Respondent explains that petitioner’s assignment is justified both because of the unique nature of physical education at the elementary level, and because of an unexpected influx of students enrolling in Midland Elementary school at the beginning of the 2013-2014 school year.  Respondent states that an unanticipated influx of 30 additional students at the commencement of the school year required increasing the number of students assigned to existing classes.  Petitioner does not refute that assertion.  I have previously held that an unanticipated increase in enrollment is sufficient to justify a deviation from the regulation in this regard (Appeal of Koenig, 50 Ed Dept Rep, Decision No. 16,145).  Moreover, respondent states that petitioner’s physical education classes do not require the same grading, homework review and projects commensurate with other classes at the elementary school, and there is nothing in the record to refute respondent’s explanation.  As noted above, it is well-settled that, since “the intent of §100.2(i) is to maintain quality instruction for pupils ... the issue is whether petitioner’s workload precludes effective teaching” Appeal of Koenig, 50 Ed Dept Rep, Decision No. 16,145, citing Appeal of Kleinman, 34 id. 1, Decision No. 13,212).  It must be noted that §100.2(i) makes no specific exemption for physical education teachers and, therefore, an excess teaching load for such teachers is not automatically justifiable and the facts of each case must be evaluated, as here, to determine whether a particular assignment that does not comply with the express provisions of the regulations precludes effective teaching in a manner that diminishes quality instruction for students (Appeal of Kleinman, 34 Ed Dept Rep 1, Decision No. 13,212).  I note that the petition consists primarily of conclusory statements and lacks allegations of specific facts or any documentary evidence sufficient to establish in support of petitioner’s claims regarding this issue.

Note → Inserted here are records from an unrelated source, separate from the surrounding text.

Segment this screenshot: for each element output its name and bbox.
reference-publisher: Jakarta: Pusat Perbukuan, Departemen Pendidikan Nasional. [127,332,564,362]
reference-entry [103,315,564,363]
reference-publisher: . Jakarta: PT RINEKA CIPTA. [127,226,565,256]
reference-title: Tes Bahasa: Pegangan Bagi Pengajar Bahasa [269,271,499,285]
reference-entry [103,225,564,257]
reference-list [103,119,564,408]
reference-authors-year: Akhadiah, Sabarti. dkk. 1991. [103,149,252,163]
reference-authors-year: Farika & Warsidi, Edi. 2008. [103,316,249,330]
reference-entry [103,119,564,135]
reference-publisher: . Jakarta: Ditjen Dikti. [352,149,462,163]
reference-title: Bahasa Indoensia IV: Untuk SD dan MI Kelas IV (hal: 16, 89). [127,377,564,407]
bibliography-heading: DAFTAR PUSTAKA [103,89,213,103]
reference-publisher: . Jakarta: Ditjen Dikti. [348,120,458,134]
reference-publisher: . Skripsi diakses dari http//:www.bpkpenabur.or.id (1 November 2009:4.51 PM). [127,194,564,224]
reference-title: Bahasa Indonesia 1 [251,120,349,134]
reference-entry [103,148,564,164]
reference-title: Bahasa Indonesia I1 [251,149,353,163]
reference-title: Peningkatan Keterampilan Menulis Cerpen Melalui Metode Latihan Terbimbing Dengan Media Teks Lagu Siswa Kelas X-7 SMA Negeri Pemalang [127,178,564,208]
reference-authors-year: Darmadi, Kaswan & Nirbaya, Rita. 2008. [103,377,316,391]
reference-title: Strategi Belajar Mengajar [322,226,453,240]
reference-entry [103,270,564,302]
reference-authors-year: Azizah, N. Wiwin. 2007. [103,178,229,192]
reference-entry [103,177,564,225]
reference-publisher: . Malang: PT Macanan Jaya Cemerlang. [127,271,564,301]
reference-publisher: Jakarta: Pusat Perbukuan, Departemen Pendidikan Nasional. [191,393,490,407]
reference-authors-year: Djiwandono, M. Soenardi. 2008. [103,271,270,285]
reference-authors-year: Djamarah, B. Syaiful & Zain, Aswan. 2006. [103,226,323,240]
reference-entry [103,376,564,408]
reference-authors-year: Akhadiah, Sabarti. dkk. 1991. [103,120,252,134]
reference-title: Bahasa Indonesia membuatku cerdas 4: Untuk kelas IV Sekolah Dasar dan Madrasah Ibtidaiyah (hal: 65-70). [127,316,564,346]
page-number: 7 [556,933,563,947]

Respondent maintains that petitioner’s teaching assignment does not preclude effective instruction because he is provided significant preparation and planning time.  According to petitioner’s 2013-2014 schedule, provided as an exhibit to respondent’s answer, petitioner was assigned 270 minutes of instructional time daily on Monday through Thursday and 240 minutes on Friday.  He had 60 minutes of daily preparation time on Monday through Thursday and 90 minutes on Friday, as well as 30 daily minutes for lunch and 50 additional daily minutes of unassigned time (a weekly total of 580 minutes of preparation and unassigned time, exclusive of lunch).  Petitioner’s recitation of his schedule does not match respondent’s exhibits; however, he attaches no documentary evidence in support of his allegations.  Consequently, I accept respondent’s schedule as demonstrating the time allotted to petitioner.  In any event, other than conclusory allegations in his petition, petitioner has not demonstrated that his students are adversely affected by his workload.  In addition to the adequate preparation and planning time provided petitioner, as noted above, the record indicates that petitioner’s physical education classes do not require the same amounts of grading or homework review as compared to most elementary classroom teachers.

Based on the totality of the record before me, I find that petitioner has not met his burden of proof.  However, I remind respondent of its obligation to continue to monitor teachers' workloads, and make good faith efforts to come into compliance with §100.2(i) of the Commissioner’s regulations as expeditiously as possible.

     In light of the foregoing disposition, I need not address petitioner’s remaining contentions.





[1] Respondent Rye Teachers’ Association has not submitted an answer to the petition.



[2] Moreover, the purpose of a reply is to respond to new material or affirmative defenses set forth in an answer (8 NYCRR §§275.3 and 275.14).  A reply is not meant to buttress allegations in the petition or to belatedly add assertions that should have been in the petition (Appeal of Caswell, 48 Ed Dept Rep 472, Decision No. 15,920; Appeal of Hinson, 48 id. 437, Decision No. 15,908; Appeal of Baez, 48 id. 418, Decision No. 15,901).  Even had it been properly served, petitioner’s reply impermissibly exceeds the permitted scope of such pleading and largely would not have been considered in any event.